Average time to first failure, or, What does Oops ... #500 mean?

Is it just me or has gmail been experiencing problems recently? Over the past few days I seem to get this message much more frequently. In fact until a few days ago I only really ever saw any error messages if I lost my connection.

I wonder if they've been trying something new? If so hurry up and iron out the wrinkles, what has happened to your QA? Or perhaps its infrastructure, it must be a barrel of laughs keeping all those servers working.

At Apachecon US in New Orleans last November I heard the employee of a Big Name make the self-evident but not so obvious point that if a hard drive has an average time to first failure of 3000 hours and you have 3000 of them then you can expect one an hour to pop its clogs. If you have 300,000 thats one every 36 seconds.

"So," we acolytes asked, in awe, "do you have a guy on rollerblades with a messanger bag coasting the asiles of the datacentre, with his ipod on, replacing these drives?"

"No" our guru responded, "when a certain proportion of the drives in san cabinet fail they switch the box off, and when a certain proportion of the cabinets in a rack fail they toss the whole rack"

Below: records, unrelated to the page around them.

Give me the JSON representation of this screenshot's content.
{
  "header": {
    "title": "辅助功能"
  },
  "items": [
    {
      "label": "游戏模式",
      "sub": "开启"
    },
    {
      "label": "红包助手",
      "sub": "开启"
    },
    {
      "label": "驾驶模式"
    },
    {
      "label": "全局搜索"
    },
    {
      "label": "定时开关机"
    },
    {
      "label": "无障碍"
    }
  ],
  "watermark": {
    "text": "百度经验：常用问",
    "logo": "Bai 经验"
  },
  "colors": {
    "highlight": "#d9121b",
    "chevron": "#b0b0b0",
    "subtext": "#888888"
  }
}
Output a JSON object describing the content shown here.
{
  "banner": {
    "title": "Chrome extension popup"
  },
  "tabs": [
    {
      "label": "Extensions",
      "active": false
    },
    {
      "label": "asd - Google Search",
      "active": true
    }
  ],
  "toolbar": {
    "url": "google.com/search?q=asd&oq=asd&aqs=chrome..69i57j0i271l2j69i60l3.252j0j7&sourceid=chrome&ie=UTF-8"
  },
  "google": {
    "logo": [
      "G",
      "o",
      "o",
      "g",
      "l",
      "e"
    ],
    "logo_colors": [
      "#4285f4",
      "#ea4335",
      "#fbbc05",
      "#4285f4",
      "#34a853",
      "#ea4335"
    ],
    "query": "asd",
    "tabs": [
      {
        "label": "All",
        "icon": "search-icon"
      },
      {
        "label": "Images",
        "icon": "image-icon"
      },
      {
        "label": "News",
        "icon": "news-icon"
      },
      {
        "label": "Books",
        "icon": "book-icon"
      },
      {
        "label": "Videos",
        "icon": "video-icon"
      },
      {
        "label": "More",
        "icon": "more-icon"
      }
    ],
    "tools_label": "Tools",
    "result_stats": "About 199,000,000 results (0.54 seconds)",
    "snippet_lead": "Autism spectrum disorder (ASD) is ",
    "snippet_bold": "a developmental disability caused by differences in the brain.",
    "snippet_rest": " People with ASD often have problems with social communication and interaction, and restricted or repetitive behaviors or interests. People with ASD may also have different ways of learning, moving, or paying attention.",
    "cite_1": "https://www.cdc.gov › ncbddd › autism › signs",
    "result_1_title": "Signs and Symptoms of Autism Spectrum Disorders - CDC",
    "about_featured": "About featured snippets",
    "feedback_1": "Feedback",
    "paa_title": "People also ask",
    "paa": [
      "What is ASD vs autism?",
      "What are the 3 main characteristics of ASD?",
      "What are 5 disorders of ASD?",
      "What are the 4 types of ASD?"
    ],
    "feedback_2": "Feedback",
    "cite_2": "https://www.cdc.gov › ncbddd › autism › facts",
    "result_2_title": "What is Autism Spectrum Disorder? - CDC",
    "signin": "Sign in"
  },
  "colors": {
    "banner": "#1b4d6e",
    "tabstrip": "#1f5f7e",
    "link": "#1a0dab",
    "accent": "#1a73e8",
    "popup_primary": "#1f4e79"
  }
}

Blimey. So if I need a new hdd I guess I need to go skip (dumpster) diving round the back of that datacentre, might pick up a whole san cabinet

Anyhow. I'm having to use the vanilla HTML version more and more, which is a shame because the ajax one is really pretty good, and genuinely useful, not something you can often say honestly about web applications in general or ajax in particular.

On the other hand you get what you pay for, and I can always ask for my money back ;-)